Received 20th September 2018 , Accepted 26th November 2018

First published on 19th December 2018


Abstract

A modified sequencing batch biofilm reactor (SBBR, adding a pre-anoxic phase before the aeration phase) was used to treat landfill leachate. The overall SBBR operation period was divided into a load-increasing period I (69 days) and a steady operation period II (41 days). In period I, the influent total nitrogen (TN) and chemical oxygen demand (COD) concentrations increased from approximately 60 and 400 mg L−1 to 1000 and 6500 mg L−1, respectively, and these were kept for period II. In period II, the COD and TN removal rates were 83–88% and 95–98%, with effluent COD and TN concentrations of less than 500–600 and 10–20 mg L−1, respectively. The end of pre-anoxic phase PHA (polyhydroxyalkanoate) content increased from 0.11 Cmol (start of period I) to 0.22 Cmol (end of period II).
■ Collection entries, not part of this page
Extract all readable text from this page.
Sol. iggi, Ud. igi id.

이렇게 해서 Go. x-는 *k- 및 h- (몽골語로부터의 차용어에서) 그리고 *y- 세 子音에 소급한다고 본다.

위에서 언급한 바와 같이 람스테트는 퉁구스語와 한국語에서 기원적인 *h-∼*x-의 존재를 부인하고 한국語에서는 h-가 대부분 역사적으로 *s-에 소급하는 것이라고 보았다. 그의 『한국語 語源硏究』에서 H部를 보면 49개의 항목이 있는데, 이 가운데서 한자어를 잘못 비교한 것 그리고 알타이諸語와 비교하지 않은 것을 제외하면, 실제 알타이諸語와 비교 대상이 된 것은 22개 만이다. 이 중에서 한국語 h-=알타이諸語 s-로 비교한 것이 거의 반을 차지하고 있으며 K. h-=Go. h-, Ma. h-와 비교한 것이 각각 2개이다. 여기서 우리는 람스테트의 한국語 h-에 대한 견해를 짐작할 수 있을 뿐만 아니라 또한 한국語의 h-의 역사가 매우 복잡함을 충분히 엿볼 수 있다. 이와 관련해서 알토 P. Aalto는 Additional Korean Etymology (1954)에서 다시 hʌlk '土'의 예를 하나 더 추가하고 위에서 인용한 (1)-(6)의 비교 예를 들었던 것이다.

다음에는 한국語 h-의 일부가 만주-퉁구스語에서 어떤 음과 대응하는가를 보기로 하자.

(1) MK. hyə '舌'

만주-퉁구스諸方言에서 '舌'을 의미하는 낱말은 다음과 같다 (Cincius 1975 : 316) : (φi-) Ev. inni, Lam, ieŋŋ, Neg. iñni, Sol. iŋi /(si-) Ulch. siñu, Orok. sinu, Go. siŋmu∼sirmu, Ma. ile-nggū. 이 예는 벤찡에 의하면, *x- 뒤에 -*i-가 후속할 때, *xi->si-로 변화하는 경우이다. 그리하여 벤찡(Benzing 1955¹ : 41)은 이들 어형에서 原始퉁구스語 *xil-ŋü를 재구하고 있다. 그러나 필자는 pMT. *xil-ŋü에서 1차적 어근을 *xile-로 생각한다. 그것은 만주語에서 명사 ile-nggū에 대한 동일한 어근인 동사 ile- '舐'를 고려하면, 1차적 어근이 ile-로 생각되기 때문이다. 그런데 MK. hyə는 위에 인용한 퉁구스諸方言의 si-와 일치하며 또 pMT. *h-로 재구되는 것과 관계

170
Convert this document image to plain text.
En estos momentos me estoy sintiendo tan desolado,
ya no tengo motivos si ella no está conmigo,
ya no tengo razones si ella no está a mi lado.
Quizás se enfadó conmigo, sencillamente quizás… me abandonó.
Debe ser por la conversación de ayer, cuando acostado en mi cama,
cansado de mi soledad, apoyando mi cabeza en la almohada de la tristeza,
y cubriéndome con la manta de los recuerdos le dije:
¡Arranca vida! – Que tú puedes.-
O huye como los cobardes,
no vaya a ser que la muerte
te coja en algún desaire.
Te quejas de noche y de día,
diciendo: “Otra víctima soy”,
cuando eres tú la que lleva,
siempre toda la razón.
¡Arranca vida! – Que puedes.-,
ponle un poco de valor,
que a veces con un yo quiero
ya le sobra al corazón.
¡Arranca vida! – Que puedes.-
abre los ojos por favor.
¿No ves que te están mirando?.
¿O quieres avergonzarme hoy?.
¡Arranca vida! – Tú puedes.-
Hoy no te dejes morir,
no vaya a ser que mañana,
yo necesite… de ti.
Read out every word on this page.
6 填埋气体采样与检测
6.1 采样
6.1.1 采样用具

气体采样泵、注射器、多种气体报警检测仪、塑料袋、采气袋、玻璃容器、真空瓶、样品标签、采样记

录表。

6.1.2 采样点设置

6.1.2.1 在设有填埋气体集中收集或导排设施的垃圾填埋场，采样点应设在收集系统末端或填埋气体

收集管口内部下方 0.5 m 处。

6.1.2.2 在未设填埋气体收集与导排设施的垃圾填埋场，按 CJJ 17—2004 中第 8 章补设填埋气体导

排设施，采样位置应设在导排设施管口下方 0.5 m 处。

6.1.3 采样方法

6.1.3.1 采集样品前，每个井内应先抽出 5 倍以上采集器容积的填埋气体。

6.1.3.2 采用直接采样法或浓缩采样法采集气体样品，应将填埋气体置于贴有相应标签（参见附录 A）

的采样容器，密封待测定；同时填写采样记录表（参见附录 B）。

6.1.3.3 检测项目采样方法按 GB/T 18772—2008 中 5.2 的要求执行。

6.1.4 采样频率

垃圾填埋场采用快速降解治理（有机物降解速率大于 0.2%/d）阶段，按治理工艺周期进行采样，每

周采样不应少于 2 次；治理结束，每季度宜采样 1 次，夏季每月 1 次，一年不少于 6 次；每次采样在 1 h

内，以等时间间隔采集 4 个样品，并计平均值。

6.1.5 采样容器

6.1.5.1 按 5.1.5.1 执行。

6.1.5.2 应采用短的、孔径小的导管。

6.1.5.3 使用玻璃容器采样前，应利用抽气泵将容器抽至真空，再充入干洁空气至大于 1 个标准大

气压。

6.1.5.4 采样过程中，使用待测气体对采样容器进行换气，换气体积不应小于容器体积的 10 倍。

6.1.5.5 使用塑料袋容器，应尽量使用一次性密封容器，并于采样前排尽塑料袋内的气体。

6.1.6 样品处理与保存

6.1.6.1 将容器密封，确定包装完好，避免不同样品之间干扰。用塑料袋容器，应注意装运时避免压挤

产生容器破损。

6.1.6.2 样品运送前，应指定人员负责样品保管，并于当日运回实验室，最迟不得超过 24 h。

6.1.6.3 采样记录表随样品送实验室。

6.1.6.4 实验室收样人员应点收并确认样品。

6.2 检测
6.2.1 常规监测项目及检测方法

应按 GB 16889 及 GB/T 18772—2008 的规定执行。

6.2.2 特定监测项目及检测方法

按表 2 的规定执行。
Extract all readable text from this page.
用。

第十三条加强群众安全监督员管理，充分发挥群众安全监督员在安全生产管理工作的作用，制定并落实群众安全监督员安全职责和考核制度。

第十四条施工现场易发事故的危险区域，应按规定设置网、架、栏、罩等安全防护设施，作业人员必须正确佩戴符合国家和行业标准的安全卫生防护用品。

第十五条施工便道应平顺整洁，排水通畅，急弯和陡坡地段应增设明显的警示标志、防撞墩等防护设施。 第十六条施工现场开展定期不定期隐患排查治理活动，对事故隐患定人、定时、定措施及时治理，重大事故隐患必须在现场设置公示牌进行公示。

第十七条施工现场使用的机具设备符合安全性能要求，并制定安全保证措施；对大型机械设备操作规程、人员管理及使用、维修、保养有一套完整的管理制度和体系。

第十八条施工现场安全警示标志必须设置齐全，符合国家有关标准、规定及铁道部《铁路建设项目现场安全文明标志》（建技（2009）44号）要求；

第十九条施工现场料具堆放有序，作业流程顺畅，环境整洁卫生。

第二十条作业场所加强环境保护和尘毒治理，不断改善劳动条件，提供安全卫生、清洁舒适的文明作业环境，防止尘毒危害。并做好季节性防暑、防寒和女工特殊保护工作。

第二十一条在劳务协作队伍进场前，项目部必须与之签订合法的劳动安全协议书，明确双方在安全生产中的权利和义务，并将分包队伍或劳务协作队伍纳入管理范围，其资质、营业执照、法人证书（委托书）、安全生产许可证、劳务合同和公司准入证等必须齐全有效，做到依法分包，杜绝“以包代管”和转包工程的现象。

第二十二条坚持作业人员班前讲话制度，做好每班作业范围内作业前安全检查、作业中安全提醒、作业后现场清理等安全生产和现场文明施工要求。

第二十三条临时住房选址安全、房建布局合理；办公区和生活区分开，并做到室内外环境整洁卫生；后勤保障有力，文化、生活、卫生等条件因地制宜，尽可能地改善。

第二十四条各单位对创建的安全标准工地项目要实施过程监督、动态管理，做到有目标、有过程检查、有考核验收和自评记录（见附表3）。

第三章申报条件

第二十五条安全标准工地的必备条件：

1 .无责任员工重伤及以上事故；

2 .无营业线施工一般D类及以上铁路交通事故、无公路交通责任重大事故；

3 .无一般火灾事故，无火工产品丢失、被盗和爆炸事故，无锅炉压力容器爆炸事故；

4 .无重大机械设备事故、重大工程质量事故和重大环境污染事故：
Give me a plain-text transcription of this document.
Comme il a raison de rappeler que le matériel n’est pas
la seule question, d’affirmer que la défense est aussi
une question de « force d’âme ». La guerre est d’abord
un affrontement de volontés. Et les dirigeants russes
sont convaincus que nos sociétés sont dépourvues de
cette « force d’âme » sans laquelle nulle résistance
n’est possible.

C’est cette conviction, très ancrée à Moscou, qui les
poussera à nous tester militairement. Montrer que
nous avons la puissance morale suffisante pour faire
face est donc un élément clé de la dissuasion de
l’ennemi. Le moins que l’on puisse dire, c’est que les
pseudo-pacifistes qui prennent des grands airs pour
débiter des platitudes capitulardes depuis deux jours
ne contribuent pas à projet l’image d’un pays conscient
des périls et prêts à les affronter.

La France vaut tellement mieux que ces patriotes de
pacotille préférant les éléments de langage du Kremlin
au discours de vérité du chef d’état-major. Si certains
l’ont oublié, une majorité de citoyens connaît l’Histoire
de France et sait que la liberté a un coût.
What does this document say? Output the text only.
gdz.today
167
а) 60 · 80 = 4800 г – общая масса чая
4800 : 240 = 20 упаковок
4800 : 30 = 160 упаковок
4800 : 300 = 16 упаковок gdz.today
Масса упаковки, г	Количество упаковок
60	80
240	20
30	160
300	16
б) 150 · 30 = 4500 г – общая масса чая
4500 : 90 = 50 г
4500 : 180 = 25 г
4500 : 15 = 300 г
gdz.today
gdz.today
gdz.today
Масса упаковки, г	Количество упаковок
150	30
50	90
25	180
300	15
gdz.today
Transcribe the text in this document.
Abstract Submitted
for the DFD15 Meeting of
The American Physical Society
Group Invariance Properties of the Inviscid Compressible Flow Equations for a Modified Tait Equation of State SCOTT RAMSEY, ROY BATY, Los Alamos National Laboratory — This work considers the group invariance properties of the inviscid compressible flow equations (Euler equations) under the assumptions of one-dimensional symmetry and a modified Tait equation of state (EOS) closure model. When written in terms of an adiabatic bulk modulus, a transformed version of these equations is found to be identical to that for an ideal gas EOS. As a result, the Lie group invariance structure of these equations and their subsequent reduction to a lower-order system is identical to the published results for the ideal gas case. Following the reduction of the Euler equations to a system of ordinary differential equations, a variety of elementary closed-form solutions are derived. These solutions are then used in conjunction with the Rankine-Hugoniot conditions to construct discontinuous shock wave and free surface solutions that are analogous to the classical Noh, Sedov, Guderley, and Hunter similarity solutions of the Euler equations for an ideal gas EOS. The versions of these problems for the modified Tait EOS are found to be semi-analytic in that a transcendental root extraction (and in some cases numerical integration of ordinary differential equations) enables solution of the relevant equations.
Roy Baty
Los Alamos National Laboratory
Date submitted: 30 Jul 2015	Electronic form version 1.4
The contributions from simultaneous nitrification and denitrification (SND) and endogenous denitrification to the TN removal rate were approximately 60% and 40%, respectively. The mechanisms of carbon transformation and nitrogen removal were: (1) the synthesis of PHAs in the pre-anoxic phase; (2) short-range nitrification; (3) simultaneous nitrification and denitrification (SND); and (4) endogenous denitrification. Microbial diversity analysis revealed that Proteobacteria and Bacteroidetes accounted for 89.66% of the total bacteria. Ammonia-oxidizing bacteria (AOB, Nitrosomonas) and denitrifying bacteria with the ability to transform organic matter into PHAs (Paracoccus and Thauera) are the dominant bacterial communities.


1. Introduction

The main treatment method for municipal solid waste world-wide involves the use of sanitary landfills. However, sanitary landfills generate landfill leachate, containing high concentrations of organic matter, nitrogen, inorganic salts, and heavy metals,1–3 resulting in serious pollution of the external aquatic environment.4 Therefore, treatment technologies for landfill leachate with improved efficiency and low cost are important for sewage treatment strategies.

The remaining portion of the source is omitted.